Background
Oil States Energy Services held a patent on a technology for protecting wellhead equipment used in hydraulic fracturing (fracking) operations. Greene’s Energy Group petitioned for inter partes review of Oil States’ patent. While the IPR was pending, Oil States challenged the constitutionality of IPR itself — arguing that IPR violated Article III by having an executive agency (the PTAB) adjudicate patent validity in a proceeding that, under the Seventh Amendment, required a jury trial in an Article III court.
Oil States’ argument tracked the reasoning of Justice Gorsuch’s subsequent dissent: once a patent is granted, it becomes private property with the full protections of Article III court adjudication, meaning the government cannot cancel it through an administrative agency process without the protections of federal court proceedings. The Federal Circuit rejected Oil States’ constitutional challenge, and the Supreme Court granted certiorari.
The Court’s Holding
The Supreme Court affirmed, 7-2. The majority held that IPR does not violate Article III or the Seventh Amendment because patents are public franchises — rights granted by the government through legislative action — rather than private property created independently of government grant. As a public franchise, patents exist within the government’s power to grant, modify, or reclaim. Congress granted patent rights through the patent statute and expressly reserved the authority to review and cancel those grants through post-issuance review proceedings; there is nothing constitutionally suspect about Congress providing an executive agency mechanism to review whether grants were properly issued.
The majority distinguished patents from purely private property rights that could only be adjudicated in Article III courts. Because patent validity involves a question — whether the government’s original grant was proper — that is historically within the public rights domain, Congress could assign it to an administrative tribunal without violating Article III or requiring a Seventh Amendment jury trial.
Key Takeaways
- Inter partes review is constitutionally valid — it does not violate Article III or the Seventh Amendment because patents are public franchises subject to legislative reclamation through executive agency proceedings.

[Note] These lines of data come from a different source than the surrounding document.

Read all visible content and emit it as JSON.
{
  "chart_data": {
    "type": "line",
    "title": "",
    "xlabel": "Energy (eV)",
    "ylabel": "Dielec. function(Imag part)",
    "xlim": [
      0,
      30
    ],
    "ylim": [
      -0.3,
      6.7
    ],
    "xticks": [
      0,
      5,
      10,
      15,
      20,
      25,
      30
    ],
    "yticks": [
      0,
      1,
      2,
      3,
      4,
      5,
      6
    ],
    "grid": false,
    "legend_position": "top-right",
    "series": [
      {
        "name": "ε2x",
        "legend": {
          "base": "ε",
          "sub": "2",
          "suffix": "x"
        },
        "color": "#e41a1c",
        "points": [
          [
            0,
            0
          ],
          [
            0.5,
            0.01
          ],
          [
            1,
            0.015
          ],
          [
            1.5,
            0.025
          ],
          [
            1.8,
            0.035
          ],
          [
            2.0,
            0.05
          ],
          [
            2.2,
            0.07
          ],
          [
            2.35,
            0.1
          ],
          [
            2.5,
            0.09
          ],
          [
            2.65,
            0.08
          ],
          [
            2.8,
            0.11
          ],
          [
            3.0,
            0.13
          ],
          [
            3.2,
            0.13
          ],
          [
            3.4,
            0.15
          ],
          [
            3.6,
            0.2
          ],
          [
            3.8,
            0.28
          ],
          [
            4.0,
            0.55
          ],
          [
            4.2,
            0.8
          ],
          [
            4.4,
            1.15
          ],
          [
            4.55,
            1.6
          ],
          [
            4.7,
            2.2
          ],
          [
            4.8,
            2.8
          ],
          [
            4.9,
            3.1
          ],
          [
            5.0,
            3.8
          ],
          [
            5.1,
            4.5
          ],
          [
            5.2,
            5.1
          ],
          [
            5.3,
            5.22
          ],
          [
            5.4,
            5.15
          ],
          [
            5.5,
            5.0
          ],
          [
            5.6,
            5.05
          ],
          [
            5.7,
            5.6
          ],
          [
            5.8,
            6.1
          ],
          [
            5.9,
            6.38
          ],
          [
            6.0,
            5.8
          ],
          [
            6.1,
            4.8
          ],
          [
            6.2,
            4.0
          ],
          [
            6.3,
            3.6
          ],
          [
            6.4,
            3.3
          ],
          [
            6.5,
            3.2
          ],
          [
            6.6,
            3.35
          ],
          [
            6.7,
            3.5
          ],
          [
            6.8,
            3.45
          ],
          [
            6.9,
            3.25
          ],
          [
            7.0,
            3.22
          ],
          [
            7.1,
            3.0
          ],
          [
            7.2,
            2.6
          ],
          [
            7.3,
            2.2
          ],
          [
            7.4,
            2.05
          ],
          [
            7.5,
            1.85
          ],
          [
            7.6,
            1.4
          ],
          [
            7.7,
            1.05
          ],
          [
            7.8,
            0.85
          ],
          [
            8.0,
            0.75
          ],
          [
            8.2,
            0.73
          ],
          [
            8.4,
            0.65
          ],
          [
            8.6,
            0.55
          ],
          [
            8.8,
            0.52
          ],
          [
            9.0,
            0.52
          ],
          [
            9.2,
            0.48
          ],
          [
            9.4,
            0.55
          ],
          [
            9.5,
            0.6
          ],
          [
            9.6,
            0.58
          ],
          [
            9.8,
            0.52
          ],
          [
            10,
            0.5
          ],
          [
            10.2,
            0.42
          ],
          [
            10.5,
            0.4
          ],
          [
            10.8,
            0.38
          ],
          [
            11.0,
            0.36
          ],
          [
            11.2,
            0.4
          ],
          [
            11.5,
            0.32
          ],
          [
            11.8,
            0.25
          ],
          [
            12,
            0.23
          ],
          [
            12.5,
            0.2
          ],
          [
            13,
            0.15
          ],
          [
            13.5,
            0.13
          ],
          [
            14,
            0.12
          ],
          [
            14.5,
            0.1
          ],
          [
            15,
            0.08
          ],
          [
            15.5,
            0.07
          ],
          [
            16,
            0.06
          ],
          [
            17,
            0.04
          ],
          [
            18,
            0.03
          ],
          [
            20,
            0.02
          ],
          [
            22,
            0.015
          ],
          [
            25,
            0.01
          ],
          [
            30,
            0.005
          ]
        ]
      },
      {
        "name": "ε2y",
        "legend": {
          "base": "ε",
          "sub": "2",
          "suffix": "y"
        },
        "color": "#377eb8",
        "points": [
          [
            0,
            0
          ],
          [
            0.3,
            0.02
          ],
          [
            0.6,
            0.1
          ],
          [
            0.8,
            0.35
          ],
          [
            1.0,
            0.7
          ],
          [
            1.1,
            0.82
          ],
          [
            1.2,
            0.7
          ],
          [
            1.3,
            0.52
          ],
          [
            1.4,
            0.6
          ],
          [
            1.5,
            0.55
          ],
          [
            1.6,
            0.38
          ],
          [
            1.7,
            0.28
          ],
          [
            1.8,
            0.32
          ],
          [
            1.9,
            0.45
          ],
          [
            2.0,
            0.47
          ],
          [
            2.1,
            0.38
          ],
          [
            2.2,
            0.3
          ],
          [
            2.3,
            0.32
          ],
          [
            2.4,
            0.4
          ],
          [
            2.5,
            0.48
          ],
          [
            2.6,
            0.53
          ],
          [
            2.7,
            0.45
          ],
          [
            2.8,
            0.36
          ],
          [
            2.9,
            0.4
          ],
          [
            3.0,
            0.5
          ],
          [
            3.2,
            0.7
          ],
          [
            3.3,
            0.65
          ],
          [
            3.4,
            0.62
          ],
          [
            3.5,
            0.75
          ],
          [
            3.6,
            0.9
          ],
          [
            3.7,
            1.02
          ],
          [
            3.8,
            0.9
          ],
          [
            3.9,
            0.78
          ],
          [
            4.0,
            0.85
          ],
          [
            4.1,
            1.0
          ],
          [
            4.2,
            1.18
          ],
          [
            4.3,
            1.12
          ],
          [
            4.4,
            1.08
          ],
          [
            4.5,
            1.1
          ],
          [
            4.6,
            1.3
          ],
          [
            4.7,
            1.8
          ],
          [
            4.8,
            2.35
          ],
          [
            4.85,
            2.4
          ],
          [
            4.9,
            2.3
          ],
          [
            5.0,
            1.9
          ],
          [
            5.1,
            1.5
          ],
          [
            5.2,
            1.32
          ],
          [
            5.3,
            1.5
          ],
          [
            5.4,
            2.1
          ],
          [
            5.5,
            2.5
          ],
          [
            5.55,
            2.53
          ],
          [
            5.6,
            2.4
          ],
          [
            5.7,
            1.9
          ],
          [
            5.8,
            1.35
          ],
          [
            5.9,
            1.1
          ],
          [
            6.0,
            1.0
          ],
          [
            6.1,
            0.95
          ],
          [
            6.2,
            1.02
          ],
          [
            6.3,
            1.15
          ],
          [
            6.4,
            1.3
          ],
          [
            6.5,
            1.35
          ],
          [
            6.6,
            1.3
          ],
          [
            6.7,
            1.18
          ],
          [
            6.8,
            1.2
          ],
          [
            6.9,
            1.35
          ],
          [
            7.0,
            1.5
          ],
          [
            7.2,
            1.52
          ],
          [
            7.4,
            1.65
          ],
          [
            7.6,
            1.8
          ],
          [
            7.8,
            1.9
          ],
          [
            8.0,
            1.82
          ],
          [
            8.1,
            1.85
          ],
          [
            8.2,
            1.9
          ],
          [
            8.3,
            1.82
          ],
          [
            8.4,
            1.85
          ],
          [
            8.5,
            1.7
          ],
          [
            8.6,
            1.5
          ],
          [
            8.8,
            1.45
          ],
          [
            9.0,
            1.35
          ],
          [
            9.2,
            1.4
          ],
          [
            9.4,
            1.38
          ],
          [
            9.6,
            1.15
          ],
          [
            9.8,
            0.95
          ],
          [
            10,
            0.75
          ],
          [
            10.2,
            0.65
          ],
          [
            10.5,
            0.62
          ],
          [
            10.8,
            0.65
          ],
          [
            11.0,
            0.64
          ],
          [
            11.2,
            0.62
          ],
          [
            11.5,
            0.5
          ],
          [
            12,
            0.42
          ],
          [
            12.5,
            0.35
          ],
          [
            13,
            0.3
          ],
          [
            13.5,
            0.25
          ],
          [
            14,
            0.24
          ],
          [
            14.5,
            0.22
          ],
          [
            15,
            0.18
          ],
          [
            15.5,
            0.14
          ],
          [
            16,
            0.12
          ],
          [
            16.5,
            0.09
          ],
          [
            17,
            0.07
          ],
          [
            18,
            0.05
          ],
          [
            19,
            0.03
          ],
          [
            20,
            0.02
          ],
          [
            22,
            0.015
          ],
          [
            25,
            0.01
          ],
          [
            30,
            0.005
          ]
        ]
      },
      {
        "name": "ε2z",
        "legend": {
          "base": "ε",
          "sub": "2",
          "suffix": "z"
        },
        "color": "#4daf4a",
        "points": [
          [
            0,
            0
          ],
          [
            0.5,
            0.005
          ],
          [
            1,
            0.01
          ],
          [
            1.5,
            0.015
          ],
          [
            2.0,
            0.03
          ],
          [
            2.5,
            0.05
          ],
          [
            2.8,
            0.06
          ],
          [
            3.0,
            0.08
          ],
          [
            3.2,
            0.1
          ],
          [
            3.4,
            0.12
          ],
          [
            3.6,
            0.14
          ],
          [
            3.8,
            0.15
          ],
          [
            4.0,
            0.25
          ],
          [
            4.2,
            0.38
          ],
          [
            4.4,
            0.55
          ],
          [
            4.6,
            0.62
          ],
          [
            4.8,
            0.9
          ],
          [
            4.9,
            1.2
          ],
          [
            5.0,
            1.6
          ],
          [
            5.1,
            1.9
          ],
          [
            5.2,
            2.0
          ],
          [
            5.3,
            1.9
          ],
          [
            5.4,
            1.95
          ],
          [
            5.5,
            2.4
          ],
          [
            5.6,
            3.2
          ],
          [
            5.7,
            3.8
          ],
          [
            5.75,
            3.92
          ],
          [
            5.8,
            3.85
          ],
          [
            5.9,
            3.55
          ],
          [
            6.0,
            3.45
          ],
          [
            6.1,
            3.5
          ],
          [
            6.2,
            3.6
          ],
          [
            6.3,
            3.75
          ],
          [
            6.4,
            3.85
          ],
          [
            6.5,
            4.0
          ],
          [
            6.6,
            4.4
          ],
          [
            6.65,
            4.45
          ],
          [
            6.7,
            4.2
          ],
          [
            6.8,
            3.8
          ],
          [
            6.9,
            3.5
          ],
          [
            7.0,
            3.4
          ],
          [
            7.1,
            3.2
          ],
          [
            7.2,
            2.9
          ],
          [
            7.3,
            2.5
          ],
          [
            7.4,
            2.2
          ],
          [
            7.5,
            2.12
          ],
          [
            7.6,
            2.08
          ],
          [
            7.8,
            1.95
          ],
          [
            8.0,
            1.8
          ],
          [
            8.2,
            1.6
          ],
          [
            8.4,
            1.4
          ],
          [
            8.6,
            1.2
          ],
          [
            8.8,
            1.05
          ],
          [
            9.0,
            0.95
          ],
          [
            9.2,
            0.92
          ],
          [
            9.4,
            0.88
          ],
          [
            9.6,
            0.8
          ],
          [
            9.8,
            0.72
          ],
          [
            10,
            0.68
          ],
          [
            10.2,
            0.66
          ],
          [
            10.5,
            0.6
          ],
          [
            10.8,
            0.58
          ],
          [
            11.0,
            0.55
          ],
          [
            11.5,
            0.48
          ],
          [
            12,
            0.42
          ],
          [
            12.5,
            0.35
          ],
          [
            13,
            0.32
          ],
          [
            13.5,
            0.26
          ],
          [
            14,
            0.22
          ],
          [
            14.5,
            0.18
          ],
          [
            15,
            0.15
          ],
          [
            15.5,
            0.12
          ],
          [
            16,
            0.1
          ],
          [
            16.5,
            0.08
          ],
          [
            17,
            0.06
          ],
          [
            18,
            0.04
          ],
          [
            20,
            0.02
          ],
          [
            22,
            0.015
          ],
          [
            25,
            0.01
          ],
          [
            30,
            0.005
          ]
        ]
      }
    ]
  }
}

- The public rights doctrine permits Congress to assign patent validity adjudication to an administrative tribunal, because it involves whether the government’s own grant was proper — a public right rather than a purely private property dispute.
- The Court’s holding was expressly limited: it does not address whether other executive adjudications involving private rights would satisfy Article III, leaving open broader questions about administrative adjudication of private property disputes.
- Justice Gorsuch’s dissent argued forcefully that patents are private property and that the majority’s public franchise reasoning erodes important constitutional protections against congressional reassignment of private property disputes to administrative agencies.
Why It Matters
Oil States resolved the most fundamental constitutional challenge to the America Invents Act — the question of whether Congress could constitutionally create an administrative process to cancel issued patents without the full protections of an Article III court. A ruling against IPR would have invalidated the entire inter partes review system, which by 2018 had been used to cancel thousands of patent claims. The 7-2 decision gave IPR strong constitutional footing.
For the patent community, Oil States confirmed that patent holders must contend with IPR as a permanent feature of the patent landscape. The decision shifted debate to legislative and policy channels for reforming or constraining IPR proceedings — including discussions about whether the PTAB should be able to institute review of the same patent multiple times, whether estoppel provisions adequately protect patent holders, and whether institution rates at the PTAB are appropriately calibrated. These policy debates continue to shape how Congress, the courts, and the PTO approach the balance between patent quality review and patent holder security.